Premier partenaire commercial de la Russie, l’Allemagne est également l’interlocuteur privilégié de Moscou dans le bras de fer qui se joue sur le dossier ukrainien. Or, ces derniers jours, les dirigeants allemands ont multiplié les mises en garde à l’encontre de l’hôte du Kremlin.

La Russie s’expose à des conséquences économiques et politiques «énormes» si elle ne s’engage pas dans des négociations constructives pour résoudre la crise ukrainienne, a averti Angela Merkel jeudi lors d’une allocution télévisée. «Si la Russie poursuit sur sa trajectoire des dernières semaines, ce ne sera pas seulement une grande catastrophe pour l’Ukraine, a lancé Mme Merkel lors de cette allocution télévisée à travers le pays. Cela causera des dommages énormes à la Russie, autant économiquement que politiquement», a-t-elle déclaré.
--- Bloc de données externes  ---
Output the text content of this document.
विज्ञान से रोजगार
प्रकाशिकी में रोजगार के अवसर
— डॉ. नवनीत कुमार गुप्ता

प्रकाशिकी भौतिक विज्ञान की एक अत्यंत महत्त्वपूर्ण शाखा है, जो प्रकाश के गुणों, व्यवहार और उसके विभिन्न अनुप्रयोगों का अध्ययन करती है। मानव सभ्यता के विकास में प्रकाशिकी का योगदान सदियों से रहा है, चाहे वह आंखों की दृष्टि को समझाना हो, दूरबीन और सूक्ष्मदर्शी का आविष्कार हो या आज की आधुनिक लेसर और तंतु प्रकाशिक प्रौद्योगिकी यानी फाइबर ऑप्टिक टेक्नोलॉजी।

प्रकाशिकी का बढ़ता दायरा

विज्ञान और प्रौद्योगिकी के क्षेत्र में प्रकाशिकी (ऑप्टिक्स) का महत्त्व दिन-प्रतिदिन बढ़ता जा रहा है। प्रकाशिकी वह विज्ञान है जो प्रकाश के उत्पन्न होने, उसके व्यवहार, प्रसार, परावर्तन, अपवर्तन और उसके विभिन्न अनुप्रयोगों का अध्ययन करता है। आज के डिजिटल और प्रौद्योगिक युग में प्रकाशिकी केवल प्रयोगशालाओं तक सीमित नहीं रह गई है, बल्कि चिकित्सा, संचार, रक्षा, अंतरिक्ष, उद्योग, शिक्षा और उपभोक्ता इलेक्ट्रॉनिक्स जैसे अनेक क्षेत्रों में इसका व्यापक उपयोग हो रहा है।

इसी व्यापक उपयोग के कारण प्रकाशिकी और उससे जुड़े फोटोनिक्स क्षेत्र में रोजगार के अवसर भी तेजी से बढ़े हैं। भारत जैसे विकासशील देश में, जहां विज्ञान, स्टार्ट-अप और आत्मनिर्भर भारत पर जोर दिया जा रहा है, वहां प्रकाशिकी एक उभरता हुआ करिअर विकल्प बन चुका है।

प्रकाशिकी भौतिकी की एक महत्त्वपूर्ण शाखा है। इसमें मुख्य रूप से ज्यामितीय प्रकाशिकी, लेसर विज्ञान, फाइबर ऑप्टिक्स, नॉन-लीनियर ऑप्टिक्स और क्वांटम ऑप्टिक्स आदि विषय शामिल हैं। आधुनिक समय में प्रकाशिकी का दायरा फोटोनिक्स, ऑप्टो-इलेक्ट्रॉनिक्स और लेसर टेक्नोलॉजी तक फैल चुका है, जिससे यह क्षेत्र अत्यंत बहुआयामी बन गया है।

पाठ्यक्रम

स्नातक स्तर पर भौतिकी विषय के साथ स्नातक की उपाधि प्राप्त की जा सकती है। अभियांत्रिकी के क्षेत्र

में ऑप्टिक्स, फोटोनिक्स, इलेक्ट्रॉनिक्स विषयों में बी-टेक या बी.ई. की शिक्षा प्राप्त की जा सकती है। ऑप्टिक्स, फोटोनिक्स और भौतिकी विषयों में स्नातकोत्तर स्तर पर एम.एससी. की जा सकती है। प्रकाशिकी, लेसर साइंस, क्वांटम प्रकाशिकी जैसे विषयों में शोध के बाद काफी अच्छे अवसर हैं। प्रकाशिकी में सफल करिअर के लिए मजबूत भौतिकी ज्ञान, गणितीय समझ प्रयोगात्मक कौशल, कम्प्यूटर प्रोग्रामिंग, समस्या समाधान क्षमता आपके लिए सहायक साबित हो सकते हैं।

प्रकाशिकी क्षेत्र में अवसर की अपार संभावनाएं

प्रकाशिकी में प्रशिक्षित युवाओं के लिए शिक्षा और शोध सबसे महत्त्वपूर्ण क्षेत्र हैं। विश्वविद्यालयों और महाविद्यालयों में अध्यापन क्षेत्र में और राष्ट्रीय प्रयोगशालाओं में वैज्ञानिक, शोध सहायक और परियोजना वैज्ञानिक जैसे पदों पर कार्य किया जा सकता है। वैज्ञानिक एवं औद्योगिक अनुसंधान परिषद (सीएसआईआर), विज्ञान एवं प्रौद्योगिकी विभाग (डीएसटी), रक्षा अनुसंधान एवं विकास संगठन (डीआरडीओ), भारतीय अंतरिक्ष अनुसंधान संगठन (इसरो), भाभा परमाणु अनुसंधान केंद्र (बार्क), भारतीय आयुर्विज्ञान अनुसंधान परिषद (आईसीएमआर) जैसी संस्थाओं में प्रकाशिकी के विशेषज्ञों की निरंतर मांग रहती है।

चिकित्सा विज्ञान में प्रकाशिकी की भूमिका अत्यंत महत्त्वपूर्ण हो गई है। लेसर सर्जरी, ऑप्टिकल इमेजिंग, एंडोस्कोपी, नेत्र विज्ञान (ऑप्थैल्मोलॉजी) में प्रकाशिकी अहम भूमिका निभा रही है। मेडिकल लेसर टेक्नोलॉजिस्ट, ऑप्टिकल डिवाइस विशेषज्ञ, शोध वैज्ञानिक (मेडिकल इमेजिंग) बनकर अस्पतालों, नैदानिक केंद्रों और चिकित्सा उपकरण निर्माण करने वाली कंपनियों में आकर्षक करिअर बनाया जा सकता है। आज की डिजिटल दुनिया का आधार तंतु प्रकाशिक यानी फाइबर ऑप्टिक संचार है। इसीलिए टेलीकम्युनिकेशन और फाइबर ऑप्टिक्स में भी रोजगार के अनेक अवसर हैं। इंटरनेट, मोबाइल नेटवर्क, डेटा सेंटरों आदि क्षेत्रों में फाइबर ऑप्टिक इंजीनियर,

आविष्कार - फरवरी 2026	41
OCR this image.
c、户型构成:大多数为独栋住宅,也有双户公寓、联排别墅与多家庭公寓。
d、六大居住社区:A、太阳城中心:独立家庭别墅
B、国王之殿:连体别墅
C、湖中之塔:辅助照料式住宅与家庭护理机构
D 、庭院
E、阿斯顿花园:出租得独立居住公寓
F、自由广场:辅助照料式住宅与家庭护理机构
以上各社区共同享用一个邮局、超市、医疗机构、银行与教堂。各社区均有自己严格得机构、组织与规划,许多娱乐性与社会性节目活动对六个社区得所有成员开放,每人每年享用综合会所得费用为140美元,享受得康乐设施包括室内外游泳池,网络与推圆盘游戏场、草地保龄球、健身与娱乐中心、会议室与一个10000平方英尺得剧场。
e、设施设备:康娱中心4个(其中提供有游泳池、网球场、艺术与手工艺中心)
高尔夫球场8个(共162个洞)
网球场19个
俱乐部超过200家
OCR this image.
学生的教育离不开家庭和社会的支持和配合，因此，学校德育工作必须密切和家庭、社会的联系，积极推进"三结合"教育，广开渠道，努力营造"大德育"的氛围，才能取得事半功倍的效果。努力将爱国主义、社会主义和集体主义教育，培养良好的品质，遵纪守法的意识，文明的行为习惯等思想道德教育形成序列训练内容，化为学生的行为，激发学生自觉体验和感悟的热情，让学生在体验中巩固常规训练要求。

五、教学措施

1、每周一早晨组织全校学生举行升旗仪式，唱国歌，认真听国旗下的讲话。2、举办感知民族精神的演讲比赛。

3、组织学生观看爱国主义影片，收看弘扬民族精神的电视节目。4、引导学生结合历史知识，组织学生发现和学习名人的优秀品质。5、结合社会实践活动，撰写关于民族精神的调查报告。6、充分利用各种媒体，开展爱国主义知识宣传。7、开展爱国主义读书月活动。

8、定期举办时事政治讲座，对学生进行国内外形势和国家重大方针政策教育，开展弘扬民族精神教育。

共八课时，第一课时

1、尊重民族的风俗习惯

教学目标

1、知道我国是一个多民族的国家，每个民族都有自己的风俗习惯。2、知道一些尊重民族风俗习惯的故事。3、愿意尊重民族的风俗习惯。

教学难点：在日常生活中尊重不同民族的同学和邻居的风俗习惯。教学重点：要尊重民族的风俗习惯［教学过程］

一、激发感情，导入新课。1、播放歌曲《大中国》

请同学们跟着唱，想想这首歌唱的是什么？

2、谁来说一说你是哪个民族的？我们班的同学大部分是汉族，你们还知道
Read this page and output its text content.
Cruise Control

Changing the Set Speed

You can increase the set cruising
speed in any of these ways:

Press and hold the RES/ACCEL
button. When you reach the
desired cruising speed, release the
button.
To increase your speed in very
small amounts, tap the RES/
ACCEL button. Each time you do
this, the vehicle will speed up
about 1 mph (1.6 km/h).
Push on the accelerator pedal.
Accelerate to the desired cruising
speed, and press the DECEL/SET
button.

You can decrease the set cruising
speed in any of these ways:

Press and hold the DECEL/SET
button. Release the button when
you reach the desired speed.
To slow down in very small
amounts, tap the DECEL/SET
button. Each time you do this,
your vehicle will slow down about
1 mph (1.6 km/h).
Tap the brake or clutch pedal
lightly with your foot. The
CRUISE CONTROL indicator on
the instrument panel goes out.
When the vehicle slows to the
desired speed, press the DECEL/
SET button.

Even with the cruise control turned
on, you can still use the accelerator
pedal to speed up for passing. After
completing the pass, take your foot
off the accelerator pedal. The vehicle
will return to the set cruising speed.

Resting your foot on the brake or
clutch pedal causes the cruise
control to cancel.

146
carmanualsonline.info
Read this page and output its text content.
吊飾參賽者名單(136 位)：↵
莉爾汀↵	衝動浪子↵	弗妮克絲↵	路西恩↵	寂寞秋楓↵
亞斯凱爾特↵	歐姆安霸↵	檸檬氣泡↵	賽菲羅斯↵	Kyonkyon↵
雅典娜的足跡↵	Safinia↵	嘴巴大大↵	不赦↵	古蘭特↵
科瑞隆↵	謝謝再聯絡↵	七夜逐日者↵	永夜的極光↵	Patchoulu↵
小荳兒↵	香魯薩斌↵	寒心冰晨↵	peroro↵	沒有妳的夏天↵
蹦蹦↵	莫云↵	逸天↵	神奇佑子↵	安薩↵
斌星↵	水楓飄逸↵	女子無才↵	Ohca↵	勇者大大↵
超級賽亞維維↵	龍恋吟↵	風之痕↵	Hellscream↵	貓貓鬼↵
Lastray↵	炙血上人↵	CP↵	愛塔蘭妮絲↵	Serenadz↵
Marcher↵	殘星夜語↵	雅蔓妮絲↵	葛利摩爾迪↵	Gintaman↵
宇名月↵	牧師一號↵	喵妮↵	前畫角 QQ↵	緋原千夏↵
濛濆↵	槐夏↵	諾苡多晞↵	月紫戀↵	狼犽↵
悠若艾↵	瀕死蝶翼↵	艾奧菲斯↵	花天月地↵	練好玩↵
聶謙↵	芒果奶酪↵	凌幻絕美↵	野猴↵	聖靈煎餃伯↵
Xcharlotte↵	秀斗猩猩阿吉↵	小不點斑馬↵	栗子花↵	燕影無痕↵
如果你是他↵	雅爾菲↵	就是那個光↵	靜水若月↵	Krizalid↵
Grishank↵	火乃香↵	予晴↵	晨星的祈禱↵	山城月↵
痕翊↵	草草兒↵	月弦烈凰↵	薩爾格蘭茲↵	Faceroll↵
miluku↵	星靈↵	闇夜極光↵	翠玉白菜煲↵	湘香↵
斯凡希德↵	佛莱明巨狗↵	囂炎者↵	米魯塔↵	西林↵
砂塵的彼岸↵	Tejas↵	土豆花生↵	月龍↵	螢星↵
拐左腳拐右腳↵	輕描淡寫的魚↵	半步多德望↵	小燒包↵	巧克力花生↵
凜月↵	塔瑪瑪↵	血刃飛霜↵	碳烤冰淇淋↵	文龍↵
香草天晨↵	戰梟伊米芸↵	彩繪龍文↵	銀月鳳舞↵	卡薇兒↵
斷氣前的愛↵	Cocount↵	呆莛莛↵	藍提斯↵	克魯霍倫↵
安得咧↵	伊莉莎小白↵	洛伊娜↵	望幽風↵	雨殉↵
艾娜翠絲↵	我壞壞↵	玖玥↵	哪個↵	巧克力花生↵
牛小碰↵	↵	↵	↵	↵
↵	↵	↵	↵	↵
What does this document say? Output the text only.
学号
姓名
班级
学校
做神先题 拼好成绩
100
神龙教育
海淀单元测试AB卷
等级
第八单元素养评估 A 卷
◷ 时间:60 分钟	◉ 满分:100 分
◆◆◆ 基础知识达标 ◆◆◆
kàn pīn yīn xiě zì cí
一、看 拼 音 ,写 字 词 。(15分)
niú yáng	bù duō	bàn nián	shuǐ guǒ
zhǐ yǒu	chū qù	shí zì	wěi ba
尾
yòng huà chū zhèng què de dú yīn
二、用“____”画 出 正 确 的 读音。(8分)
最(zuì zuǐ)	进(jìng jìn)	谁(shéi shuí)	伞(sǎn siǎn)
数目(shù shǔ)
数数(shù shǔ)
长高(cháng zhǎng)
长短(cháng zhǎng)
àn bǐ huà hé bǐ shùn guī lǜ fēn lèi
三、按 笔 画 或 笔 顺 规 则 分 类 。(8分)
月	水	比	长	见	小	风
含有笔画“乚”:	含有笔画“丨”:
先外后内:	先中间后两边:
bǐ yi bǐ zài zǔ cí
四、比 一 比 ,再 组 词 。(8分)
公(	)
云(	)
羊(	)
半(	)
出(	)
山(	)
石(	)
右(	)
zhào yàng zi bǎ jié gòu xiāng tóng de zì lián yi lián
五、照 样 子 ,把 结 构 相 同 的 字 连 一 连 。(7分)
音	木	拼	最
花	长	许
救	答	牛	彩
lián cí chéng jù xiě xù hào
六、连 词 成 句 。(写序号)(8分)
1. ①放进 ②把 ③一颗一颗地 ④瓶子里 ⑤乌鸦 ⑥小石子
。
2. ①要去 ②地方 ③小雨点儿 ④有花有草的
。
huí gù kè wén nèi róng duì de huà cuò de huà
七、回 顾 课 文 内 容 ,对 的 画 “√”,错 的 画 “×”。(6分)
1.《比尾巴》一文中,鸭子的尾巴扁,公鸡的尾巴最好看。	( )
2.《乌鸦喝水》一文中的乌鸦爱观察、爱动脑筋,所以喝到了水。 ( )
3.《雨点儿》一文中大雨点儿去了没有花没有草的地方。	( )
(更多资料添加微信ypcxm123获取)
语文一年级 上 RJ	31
Le referendum sur le rattachement de la Crimée à la Russie, qui aura lieu dimanche, pourrait ouvrir la voie à des sanctions « rapides ». Jusqu’à présent, les Européens s’en sont tenus à des sanctions diplomatiques en boycottant les Jeux Paralympiques de Sotchi ainsi que les travaux préparatoires du sommet du G8 prévu dans cette même ville au mois de juin. Hier cependant une première sanction économique est tombée : l’Organisation de coopération et de développement économiques (OCDE) a suspendu le processus d’adhésion de la Russie. D’autres pourraient suivre comme le gel d’avoirs russes par les pays européens.

Cette perspective est loin d’enchanter les marchés. Depuis un mois le Dax a perdu 7% de sa valeur tandis que la bourse de Moscou a lâché 21%. L’institut de recherche Oxford Economics estime qu’une guerre économique entre l’Union européenne et la Russie se traduirait par une hausse des prix du gaz de 15% en Europe. L’impact sur le PIB de la zone euro ne serait pas négligeable. Mais la Russie serait encore plus affectée, les sanctions pouvant entraîner une chute du rouble, un regain d’inflation et une baisse du PIB de plus de 5% d’ici fin 2015, selon cette estimation. Avec 6000 entreprises implantées en Russie, l’Allemagne est en première ligne parmi les pays européens. A titre de comparaison le CAC 40 n’a cédé que 2,5% sur un mois.